I'm trying to show:
Let $X$ and $Y$ be independent Cauchy random variables. Find the density function of $Z=\alpha X+ \beta Y$ assuming that $\alpha\beta\neq 0$.
I suspect $Z$ is also Cauchy: Suppose that $$ X\sim \mathrm{Cauchy}(x_0,\gamma) \mbox{ and } Y\sim \mathrm{Cauchy}(y_0,\delta)$$
Let $Z =\alpha X + \beta Y$ and $W = \beta Y$. Then, we have $$X=\frac{1}{\alpha}Z - \frac{1}{\alpha}W \qquad Y = \frac{1}{\beta}W $$ the Jacobian is $$J =\begin{bmatrix} \frac{1}{\alpha} & -\frac{1}{\alpha} \\ 0 & \frac{1}{\beta} \end{bmatrix}$$ which has determinant $\frac{1}{\alpha\beta}$.
Therefore, we have \begin{eqnarray*} f_{Z,W}(z,w) &=& |\det(J)|f_{X,Y}\left(\frac{1}{\alpha}(z-w),\frac{1}{\beta}w\right)\\ &=& \frac{1}{\alpha\beta}\frac{1}{\pi^2 \gamma\delta \left[ 1+ \left(\frac{\frac{1}{\alpha}(z-w)-x_0}{\gamma} \right)^2 \right]\left[ 1+ \left(\frac{\frac{1}{\beta}w-y_0}{\delta} \right)^2 \right]} \end{eqnarray*} By the Lagrange identity; $$(a^2+b^2)(c^2+d^2) = (ac+bd)^2 + (ad-bc)^2$$ So we have \begin{eqnarray*} \alpha\beta\gamma\delta\left[ 1+ \left(\frac{\frac{1}{\alpha}(z-w)-x_0}{\gamma} \right)^2 \right]\left[ 1+ \left(\frac{\frac{1}{\beta}w-y_0}{\delta} \right)^2 \right] \\ =\alpha\beta\gamma\delta \left[1 + \left(\frac{\frac{1}{\alpha}(z-w)-x_0}{\gamma} \right)\left(\frac{\frac{1}{\beta}w-y_0}{\delta} \right)\right] + \left[\left(\frac{\frac{1}{\beta}w-y_0}{\delta} \right)- \left(\frac{\frac{1}{\alpha}(z-w)-x_0}{\gamma} \right) \right]\\ = \left[\alpha\beta\gamma\delta + \left((z-w)-\alpha x_0 \right)\left(w-\beta y_0\right)\right] + \left[\alpha\gamma \left(w- \beta y_0 \right)- \beta\delta\left((z-w)-\alpha x_0 \right) \right] \end{eqnarray*} Then to get the density of $Z$, we integrate out the w: $$\int_0^\infty f_{Z,W}(z,w) dw = \int_0^\infty \frac{1}{\pi^2}\frac{1}{ \left[\alpha\beta\gamma\delta + \left((z-w)-\alpha x_0 \right)\left(w-\beta y_0\right)\right] + \left[\alpha\gamma \left(w- \beta y_0 \right)- \beta\delta\left((z-w)-\alpha x_0 \right) \right]}dw$$ but I have no clue what to do with this integral.
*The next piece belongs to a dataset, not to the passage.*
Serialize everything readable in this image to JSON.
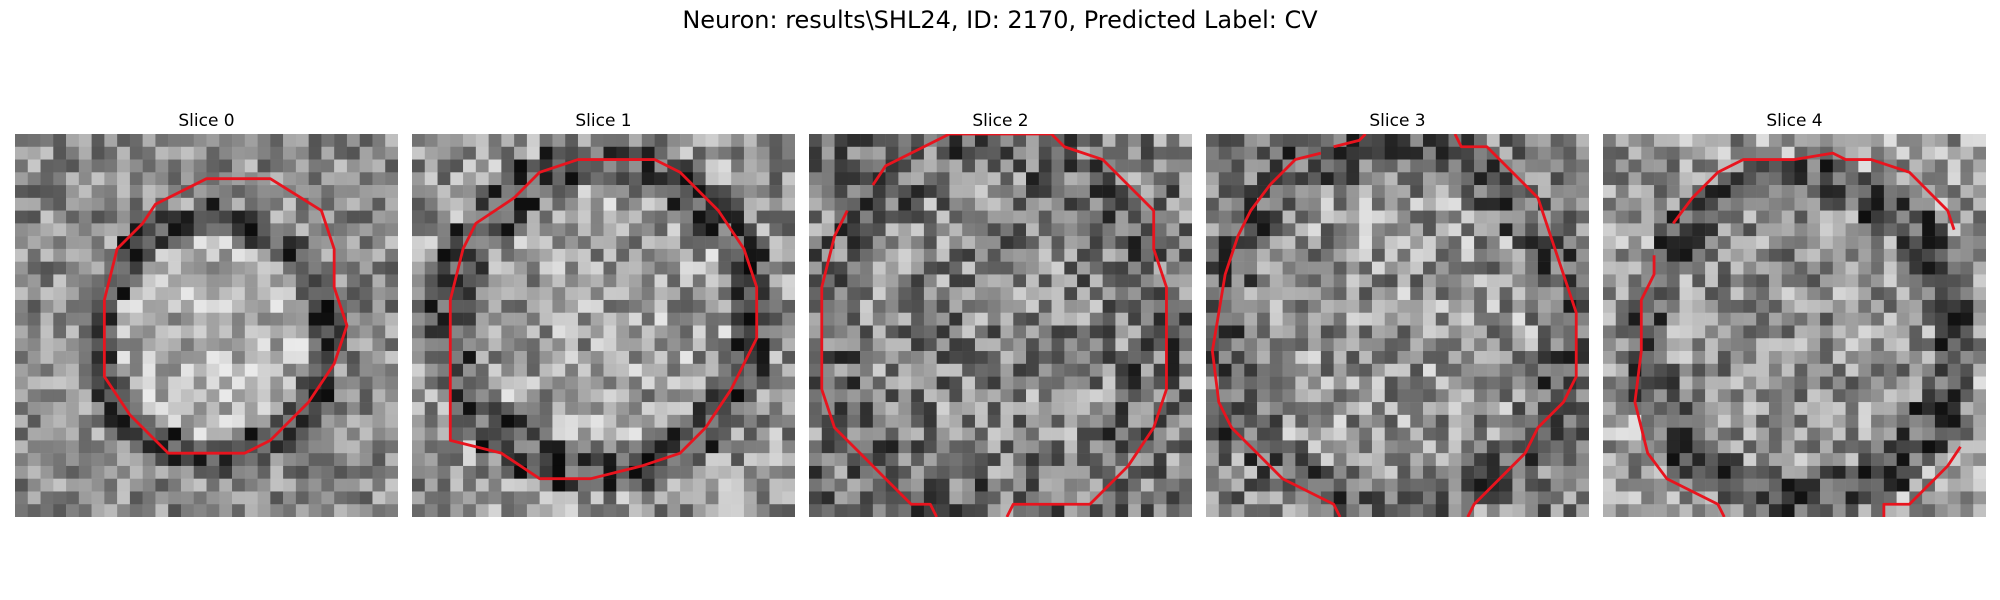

Is there an easier approach?
Following Angryavian's suggestion:
A $\text{Cauchy}(x_0,\gamma)$ random variable has characteristic function $\phi(t)=\exp(itx_0)\exp(-\gamma|t|)$, according to Wikipedia. So the characteristic function of the sum $\alpha X+\beta Y$, where $X\sim\text{Cauchy}(x_0,\gamma)$ and $Y\sim\text{Cauchy}(y_0,\delta)$ are independent, is $$\varphi(t) = e^{it\alpha x_0}e^{-\gamma\alpha|t|}\times e^{it\beta y_0}e^{-\delta\beta|t|}.$$
You can express this in the form $\varphi(t) = e^{itA}e^{-B|t|}$ for $A$ and $B$ you can work out in terms of $x_0$ and your other parametors; then $\alpha X+\beta Y\sim\text{Cauchy}(A,B)$.